You can always write $x=\max\{a,b\}$; this is common. A less common notation is $x=a\lor b$; although it is used, it is uncommon enough that I would definitely define it before using it. Note too that the more common notation easily generalizes to the maximum of any finite set of numbers: if $A=\{a_k:k=1,\ldots,n\}$, for instance, you can write $x=\max A$, $x=\max\{a_1,\ldots,a_n\}$, or $x=\max\{a_k:k=1,\ldots,n\}$.

The matching usages for the smaller of two numbers are $\min\{a,b\}$ and $a\land b$.

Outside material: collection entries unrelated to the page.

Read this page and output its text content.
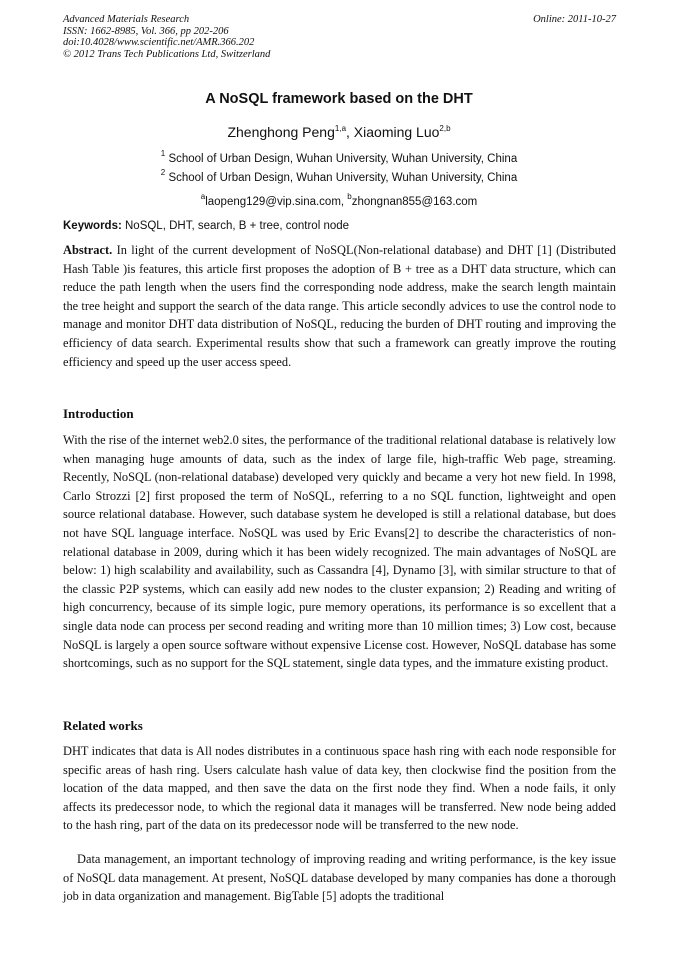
Advanced Materials Research
ISSN: 1662-8985, Vol. 366, pp 202-206
doi:10.4028/www.scientific.net/AMR.366.202
© 2012 Trans Tech Publications Ltd, Switzerland
Online: 2011-10-27
A NoSQL framework based on the DHT
Zhenghong Peng$^{1,a}$, Xiaoming Luo$^{2,b}$
$^1$ School of Urban Design, Wuhan University, Wuhan University, China
$^2$ School of Urban Design, Wuhan University, Wuhan University, China
$^a$laopeng129@vip.sina.com, $^b$zhongnan855@163.com
Keywords: NoSQL, DHT, search, B + tree, control node
Abstract. In light of the current development of NoSQL(Non-relational database) and DHT [1] (Distributed Hash Table )is features, this article first proposes the adoption of B + tree as a DHT data structure, which can reduce the path length when the users find the corresponding node address, make the search length maintain the tree height and support the search of the data range. This article secondly advices to use the control node to manage and monitor DHT data distribution of NoSQL, reducing the burden of DHT routing and improving the efficiency of data search. Experimental results show that such a framework can greatly improve the routing efficiency and speed up the user access speed.
Introduction
With the rise of the internet web2.0 sites, the performance of the traditional relational database is relatively low when managing huge amounts of data, such as the index of large file, high-traffic Web page, streaming. Recently, NoSQL (non-relational database) developed very quickly and became a very hot new field. In 1998, Carlo Strozzi [2] first proposed the term of NoSQL, referring to a no SQL function, lightweight and open source relational database. However, such database system he developed is still a relational database, but does not have SQL language interface. NoSQL was used by Eric Evans[2] to describe the characteristics of non-relational database in 2009, during which it has been widely recognized. The main advantages of NoSQL are below: 1) high scalability and availability, such as Cassandra [4], Dynamo [3], with similar structure to that of the classic P2P systems, which can easily add new nodes to the cluster expansion; 2) Reading and writing of high concurrency, because of its simple logic, pure memory operations, its performance is so excellent that a single data node can process per second reading and writing more than 10 million times; 3) Low cost, because NoSQL is largely a open source software without expensive License cost. However, NoSQL database has some shortcomings, such as no support for the SQL statement, single data types, and the immature existing product.
Related works
DHT indicates that data is All nodes distributes in a continuous space hash ring with each node responsible for specific areas of hash ring. Users calculate hash value of data key, then clockwise find the position from the location of the data mapped, and then save the data on the first node they find. When a node fails, it only affects its predecessor node, to which the regional data it manages will be transferred. New node being added to the hash ring, part of the data on its predecessor node will be transferred to the new node.
Data management, an important technology of improving reading and writing performance, is the key issue of NoSQL data management. At present, NoSQL database developed by many companies has done a thorough job in data organization and management. BigTable [5] adopts the traditional
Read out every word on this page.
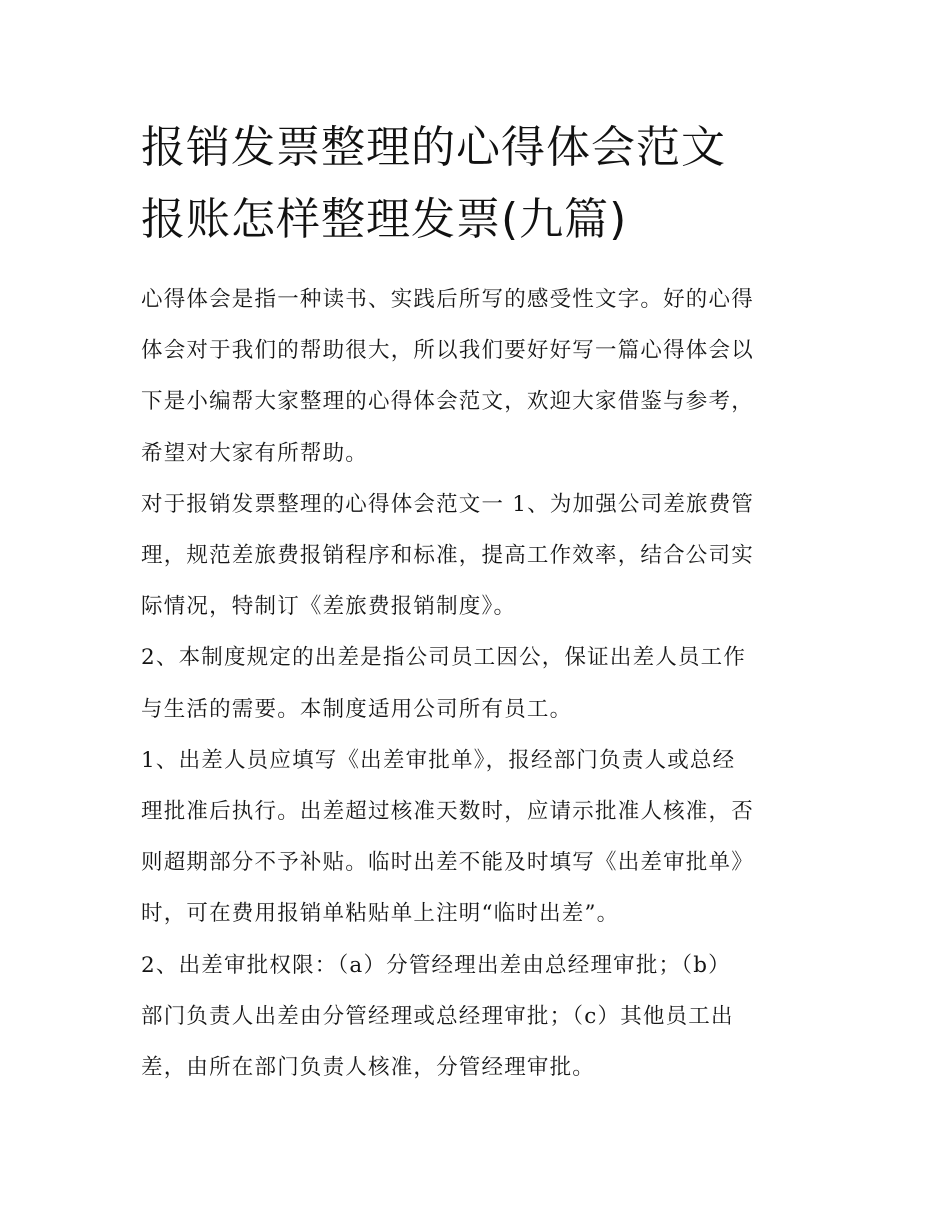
报销发票整理的心得体会范文
报账怎样整理发票(九篇)

心得体会是指一种读书、实践后所写的感受性文字。好的心得
体会对于我们的帮助很大，所以我们要好好写一篇心得体会以
下是小编帮大家整理的心得体会范文，欢迎大家借鉴与参考，
希望对大家有所帮助。

对于报销发票整理的心得体会范文一 1、为加强公司差旅费管
理，规范差旅费报销程序和标准，提高工作效率，结合公司实
际情况，特制订《差旅费报销制度》。

2、本制度规定的出差是指公司员工因公，保证出差人员工作
与生活的需要。本制度适用公司所有员工。

1、出差人员应填写《出差审批单》，报经部门负责人或总经
理批准后执行。出差超过核准天数时，应请示批准人核准，否
则超期部分不予补贴。临时出差不能及时填写《出差审批单》
时，可在费用报销单粘贴单上注明“临时出差”。

2、出差审批权限：（a）分管经理出差由总经理审批；（b）
部门负责人出差由分管经理或总经理审批；（c）其他员工出
差，由所在部门负责人核准，分管经理审批。
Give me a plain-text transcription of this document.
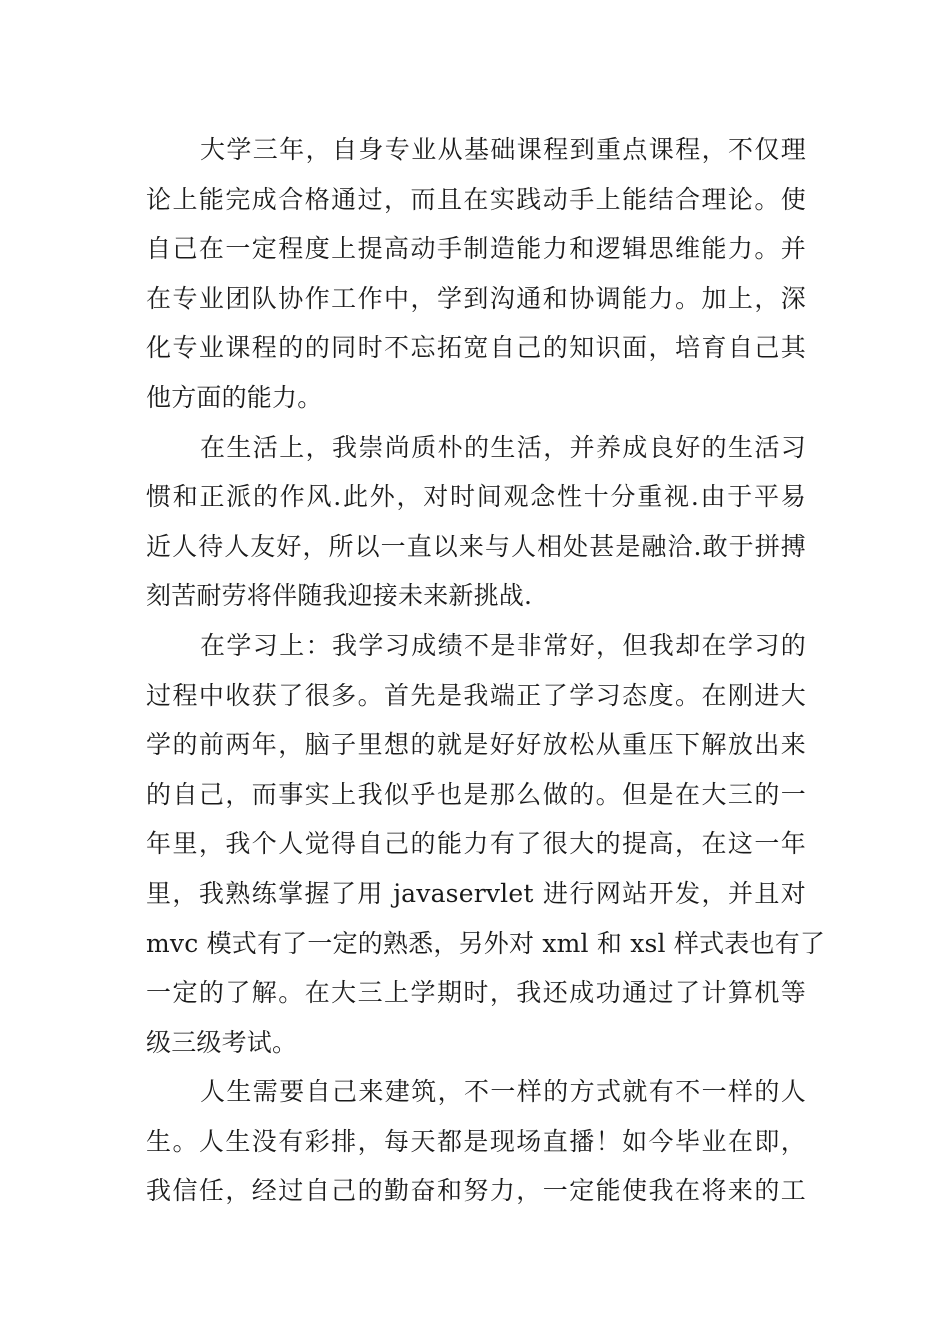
大学三年，自身专业从基础课程到重点课程，不仅理
论上能完成合格通过，而且在实践动手上能结合理论。使
自己在一定程度上提高动手制造能力和逻辑思维能力。并
在专业团队协作工作中，学到沟通和协调能力。加上，深
化专业课程的的同时不忘拓宽自己的知识面，培育自己其
他方面的能力。

在生活上，我崇尚质朴的生活，并养成良好的生活习
惯和正派的作风.此外，对时间观念性十分重视.由于平易
近人待人友好，所以一直以来与人相处甚是融洽.敢于拼搏
刻苦耐劳将伴随我迎接未来新挑战.

在学习上：我学习成绩不是非常好，但我却在学习的
过程中收获了很多。首先是我端正了学习态度。在刚进大
学的前两年，脑子里想的就是好好放松从重压下解放出来
的自己，而事实上我似乎也是那么做的。但是在大三的一
年里，我个人觉得自己的能力有了很大的提高，在这一年
里，我熟练掌握了用 javaservlet 进行网站开发，并且对
mvc 模式有了一定的熟悉，另外对 xml 和 xsl 样式表也有了
一定的了解。在大三上学期时，我还成功通过了计算机等
级三级考试。

人生需要自己来建筑，不一样的方式就有不一样的人
生。人生没有彩排，每天都是现场直播！如今毕业在即，
我信任，经过自己的勤奋和努力，一定能使我在将来的工
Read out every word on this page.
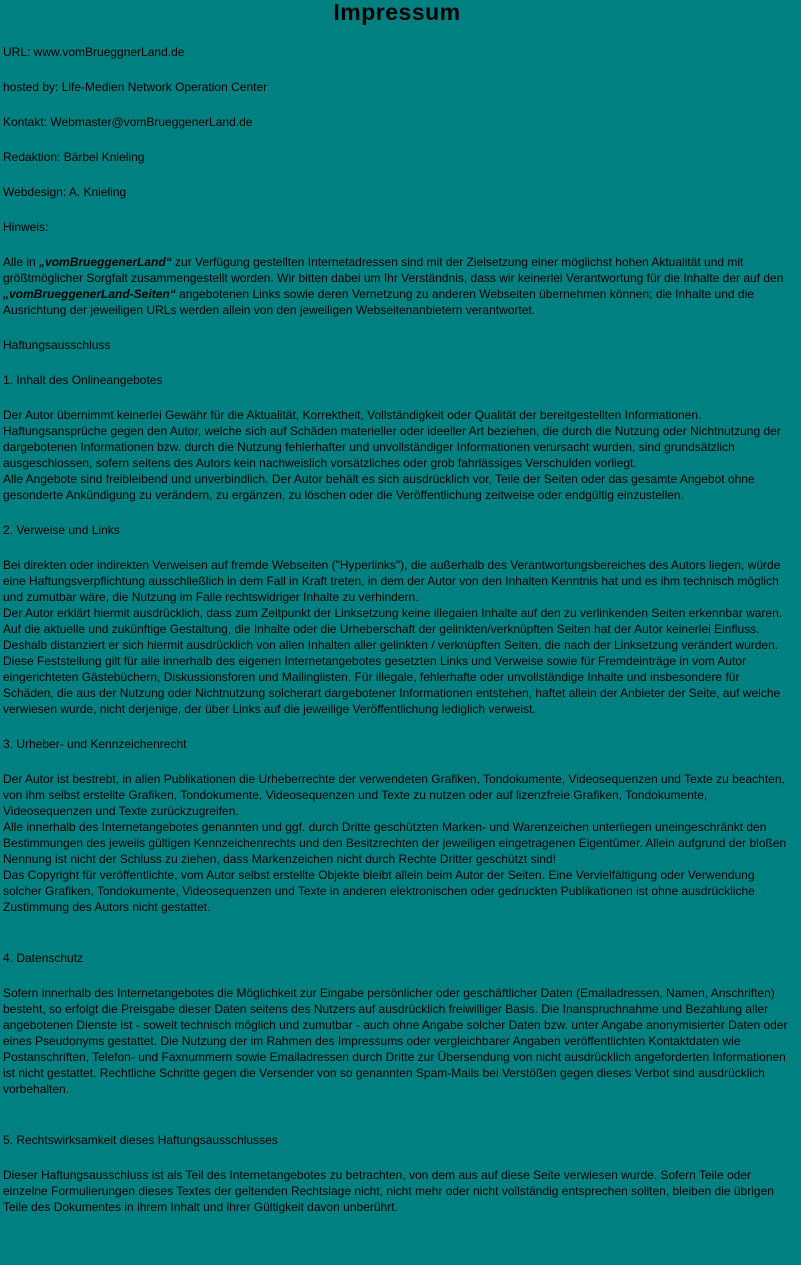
Impressum

URL: www.vomBrueggnerLand.de

hosted by: Life-Medien Network Operation Center

Kontakt: Webmaster@vomBrueggenerLand.de

Redaktion: Bärbel Knieling

Webdesign: A. Knieling

Hinweis:

Alle in „vomBrueggenerLand“ zur Verfügung gestellten Internetadressen sind mit der Zielsetzung einer möglichst hohen Aktualität und mit größtmöglicher Sorgfalt zusammengestellt worden. Wir bitten dabei um Ihr Verständnis, dass wir keinerlei Verantwortung für die Inhalte der auf den „vomBrueggenerLand-Seiten“ angebotenen Links sowie deren Vernetzung zu anderen Webseiten übernehmen können; die Inhalte und die Ausrichtung der jeweiligen URLs werden allein von den jeweiligen Webseitenanbietern verantwortet.

Haftungsausschluss

1. Inhalt des Onlineangebotes

Der Autor übernimmt keinerlei Gewähr für die Aktualität, Korrektheit, Vollständigkeit oder Qualität der bereitgestellten Informationen. Haftungsansprüche gegen den Autor, welche sich auf Schäden materieller oder ideeller Art beziehen, die durch die Nutzung oder Nichtnutzung der dargebotenen Informationen bzw. durch die Nutzung fehlerhafter und unvollständiger Informationen verursacht wurden, sind grundsätzlich ausgeschlossen, sofern seitens des Autors kein nachweislich vorsätzliches oder grob fahrlässiges Verschulden vorliegt.

Alle Angebote sind freibleibend und unverbindlich. Der Autor behält es sich ausdrücklich vor, Teile der Seiten oder das gesamte Angebot ohne gesonderte Ankündigung zu verändern, zu ergänzen, zu löschen oder die Veröffentlichung zeitweise oder endgültig einzustellen.

2. Verweise und Links

Bei direkten oder indirekten Verweisen auf fremde Webseiten ("Hyperlinks"), die außerhalb des Verantwortungsbereiches des Autors liegen, würde eine Haftungsverpflichtung ausschließlich in dem Fall in Kraft treten, in dem der Autor von den Inhalten Kenntnis hat und es ihm technisch möglich und zumutbar wäre, die Nutzung im Falle rechtswidriger Inhalte zu verhindern.

Der Autor erklärt hiermit ausdrücklich, dass zum Zeitpunkt der Linksetzung keine illegalen Inhalte auf den zu verlinkenden Seiten erkennbar waren. Auf die aktuelle und zukünftige Gestaltung, die Inhalte oder die Urheberschaft der gelinkten/verknüpften Seiten hat der Autor keinerlei Einfluss. Deshalb distanziert er sich hiermit ausdrücklich von allen Inhalten aller gelinkten / verknüpften Seiten, die nach der Linksetzung verändert wurden. Diese Feststellung gilt für alle innerhalb des eigenen Internetangebotes gesetzten Links und Verweise sowie für Fremdeinträge in vom Autor eingerichteten Gästebüchern, Diskussionsforen und Mailinglisten. Für illegale, fehlerhafte oder unvollständige Inhalte und insbesondere für Schäden, die aus der Nutzung oder Nichtnutzung solcherart dargebotener Informationen entstehen, haftet allein der Anbieter der Seite, auf welche verwiesen wurde, nicht derjenige, der über Links auf die jeweilige Veröffentlichung lediglich verweist.

3. Urheber- und Kennzeichenrecht

Der Autor ist bestrebt, in allen Publikationen die Urheberrechte der verwendeten Grafiken, Tondokumente, Videosequenzen und Texte zu beachten, von ihm selbst erstellte Grafiken, Tondokumente, Videosequenzen und Texte zu nutzen oder auf lizenzfreie Grafiken, Tondokumente, Videosequenzen und Texte zurückzugreifen.

Alle innerhalb des Internetangebotes genannten und ggf. durch Dritte geschützten Marken- und Warenzeichen unterliegen uneingeschränkt den Bestimmungen des jeweils gültigen Kennzeichenrechts und den Besitzrechten der jeweiligen eingetragenen Eigentümer. Allein aufgrund der bloßen Nennung ist nicht der Schluss zu ziehen, dass Markenzeichen nicht durch Rechte Dritter geschützt sind!

Das Copyright für veröffentlichte, vom Autor selbst erstellte Objekte bleibt allein beim Autor der Seiten. Eine Vervielfältigung oder Verwendung solcher Grafiken, Tondokumente, Videosequenzen und Texte in anderen elektronischen oder gedruckten Publikationen ist ohne ausdrückliche Zustimmung des Autors nicht gestattet.

4. Datenschutz

Sofern innerhalb des Internetangebotes die Möglichkeit zur Eingabe persönlicher oder geschäftlicher Daten (Emailadressen, Namen, Anschriften) besteht, so erfolgt die Preisgabe dieser Daten seitens des Nutzers auf ausdrücklich freiwilliger Basis. Die Inanspruchnahme und Bezahlung aller angebotenen Dienste ist - soweit technisch möglich und zumutbar - auch ohne Angabe solcher Daten bzw. unter Angabe anonymisierter Daten oder eines Pseudonyms gestattet. Die Nutzung der im Rahmen des Impressums oder vergleichbarer Angaben veröffentlichten Kontaktdaten wie Postanschriften, Telefon- und Faxnummern sowie Emailadressen durch Dritte zur Übersendung von nicht ausdrücklich angeforderten Informationen ist nicht gestattet. Rechtliche Schritte gegen die Versender von so genannten Spam-Mails bei Verstößen gegen dieses Verbot sind ausdrücklich vorbehalten.

5. Rechtswirksamkeit dieses Haftungsausschlusses

Dieser Haftungsausschluss ist als Teil des Internetangebotes zu betrachten, von dem aus auf diese Seite verwiesen wurde. Sofern Teile oder einzelne Formulierungen dieses Textes der geltenden Rechtslage nicht, nicht mehr oder nicht vollständig entsprechen sollten, bleiben die übrigen Teile des Dokumentes in ihrem Inhalt und ihrer Gültigkeit davon unberührt.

For $S=\{a_1,\cdots,a_n\}$, define $*$ inductively by operator $*:\mathbb{R}^n\to\mathbb{R}$ as $*(a_1,a_2)=\dfrac{|a_2-a_1|+a_2+a_1}{2}$ if $n=2$ and $*:\mathbb{R}^{n+1}\to\mathbb{R}$ as $*(a_1,...,a_n,a_{n+1})=*(*(a_1,\cdots,a_n),a_{n+1})$. Thus $*(a_1,\cdots,a_n)=\max S$ for any set $S=\{a_1,\cdots,a_n\}$.